“Birthed, adopted, called”
I’d like to try something a bit different this morning – a message that is more like a conversation between two persons. Call it a “dialogue.” Sermons should actually be more like a dialogue between the preacher and the congregation, with God somehow part of the conversation through our interacting with the Word in scripture, empowered by the Holy Spirit’s presence. I say it “should” be, though more often it is a monologue. Just one person speaks. Everyone else listens.
Dialogues can be nerve-wracking, because a conversation can move in numerous directions. You may start out thinking you know where it will end up, but along the way things can shift to an altogether different location. Take Nicodemus and his dialogue with Jesus. Where he started out in this nighttime encounter was not where things ended up. From this conversation many of us have memorized a pivotal verse about God so loving the world and giving his Son and a deep-seated trust that leads to eternal life. The words, however, are not for a bumper sticker. It takes a lifetime to unpack them or, better put, for this faith to be brought to birth in us through the work of the Spirit. Faith, trust, belief – this is a dialogue, not a monologue.
To be honest, I’m a bit nervous about this morning’s message, because I’m not sure where it will end up. I was delighted this week to have our sister Meghan back as part of a worship team. I’ve missed her input. As you may know, she is slowly, but surely (I hope) moving toward a call to ministry. I thought it might be helpful for the two of us to talk about that. Perhaps, if we (and you) are comfortable enough, we can widen the dialogue and receive some questions you might have. I trust that since it says in our bulletin that the ministers of this church are the people, talking about our call to ministry is not just for those in what we call “set-apart” ministries, like being a pastor. Truthfully, all are called, just as being born from above is the Spirit’s work in us all.
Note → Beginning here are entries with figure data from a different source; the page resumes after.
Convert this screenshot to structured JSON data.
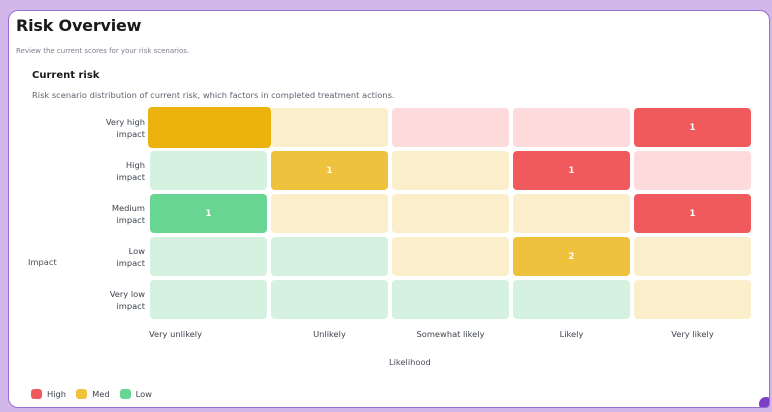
{
  "page": {
    "title": "Risk Overview",
    "subtitle": "Review the current scores for your risk scenarios."
  },
  "section": {
    "title": "Current risk",
    "description": "Risk scenario distribution of current risk, which factors in completed treatment actions."
  },
  "matrix": {
    "impact_axis_label": "Impact",
    "likelihood_axis_label": "Likelihood",
    "rows": [
      {
        "label_lines": [
          "Very high",
          "impact"
        ]
      },
      {
        "label_lines": [
          "High",
          "impact"
        ]
      },
      {
        "label_lines": [
          "Medium",
          "impact"
        ]
      },
      {
        "label_lines": [
          "Low",
          "impact"
        ]
      },
      {
        "label_lines": [
          "Very low",
          "impact"
        ]
      }
    ],
    "columns": [
      "Very unlikely",
      "Unlikely",
      "Somewhat likely",
      "Likely",
      "Very likely"
    ],
    "cells": [
      [
        {
          "level": "med",
          "count": "",
          "active": true
        },
        {
          "level": "med",
          "count": "",
          "active": false
        },
        {
          "level": "high",
          "count": "",
          "active": false
        },
        {
          "level": "high",
          "count": "",
          "active": false
        },
        {
          "level": "high",
          "count": "1",
          "active": true
        }
      ],
      [
        {
          "level": "low",
          "count": "",
          "active": false
        },
        {
          "level": "med",
          "count": "1",
          "active": true
        },
        {
          "level": "med",
          "count": "",
          "active": false
        },
        {
          "level": "high",
          "count": "1",
          "active": true
        },
        {
          "level": "high",
          "count": "",
          "active": false
        }
      ],
      [
        {
          "level": "low",
          "count": "1",
          "active": true
        },
        {
          "level": "med",
          "count": "",
          "active": false
        },
        {
          "level": "med",
          "count": "",
          "active": false
        },
        {
          "level": "med",
          "count": "",
          "active": false
        },
        {
          "level": "high",
          "count": "1",
          "active": true
        }
      ],
      [
        {
          "level": "low",
          "count": "",
          "active": false
        },
        {
          "level": "low",
          "count": "",
          "active": false
        },
        {
          "level": "med",
          "count": "",
          "active": false
        },
        {
          "level": "med",
          "count": "2",
          "active": true
        },
        {
          "level": "med",
          "count": "",
          "active": false
        }
      ],
      [
        {
          "level": "low",
          "count": "",
          "active": false
        },
        {
          "level": "low",
          "count": "",
          "active": false
        },
        {
          "level": "low",
          "count": "",
          "active": false
        },
        {
          "level": "low",
          "count": "",
          "active": false
        },
        {
          "level": "med",
          "count": "",
          "active": false
        }
      ]
    ]
  },
  "legend": [
    {
      "label": "High",
      "level": "high"
    },
    {
      "label": "Med",
      "level": "med"
    },
    {
      "label": "Low",
      "level": "low"
    }
  ],
  "colors": {
    "high_active": "#f05a5c",
    "high_light": "#fddbdc",
    "med_active": "#eec23c",
    "med_light": "#fbeecb",
    "med_active_alt": "#ecb30f",
    "low_active": "#68d692",
    "low_light": "#d4f2df",
    "accent": "#9b6fd1"
  }
}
Furthermore, spiritually we are all adopted by God, given a great inheritance by our heavenly Abba, not just the preachers and teachers among us.
The scripture immediately before this message was about Isaiah’s call to being a prophet of God. It’s marvelous to encounter, yet a little daunting to consider next to our own sense of call. I don’t have such a dramatic vision story to tell about my own formation as a minister. Just like there is not a Damascus Road, blinded-by-the-light-as-the-apostle-Paul-was tale to be told about my coming to Christ. The Spirit has moved in my life, however. Just as I know it has in yours, Meghan.
Why don’t we start there, keeping it simple?
The process from here for Meghan (new denominational polity):
1. Congregation submits name to the Calling & Credentialing Ministry Team.
2. Receive paperwork. returns “Discerner Information Form.”
3. Enters into the Discernment process, puts together a Calling Cohort.
4. Cohort meets at least 4 times during the year.
5. At the end of the discernment year, if continuing is right, fill out a Pre-licensing Interview Guide and submits it to the Ministry Interviewing Task Team.
6. Does Readiness for Ministry.
7. undergoes background check.
8. fills out a Covenant of Accountability that outlines educational goals and activity in the life of the church.
9. Ministry Interviewing Task Team interview.
10. which makes their recommendation to Calling & Credentialing Ministry Team, and upon approval, the congregation votes on the candidate.
11. Licensing Service held in congregation.
12. During the licensing period, licensed minister continues to meet with Calling Cohort.
As with any process, the Spirit moves through it - as it will (just like the wind which blows, from where to where we never fully know). God is God, after all. There will be dry times, moments of doubt, personal testing (40 days in the wilderness), times we do not consider ourselves worthy to the task (unclean lips), and times when the coal fire burns. Yes, there is “paperwork,” as always, but the process at heart is the work of the Holy Spirit moving among God’s people. Notice, it’s not just about one person. Calling is the church’s Spirit-work.
Please understand, this is not just about one person answering God’s call. We all are invited to stand with Meghan, such that when God asks, “Whom shall I send, who will go for us?” we are all invited to speak up with her, “Here I am, Lord. Send me.”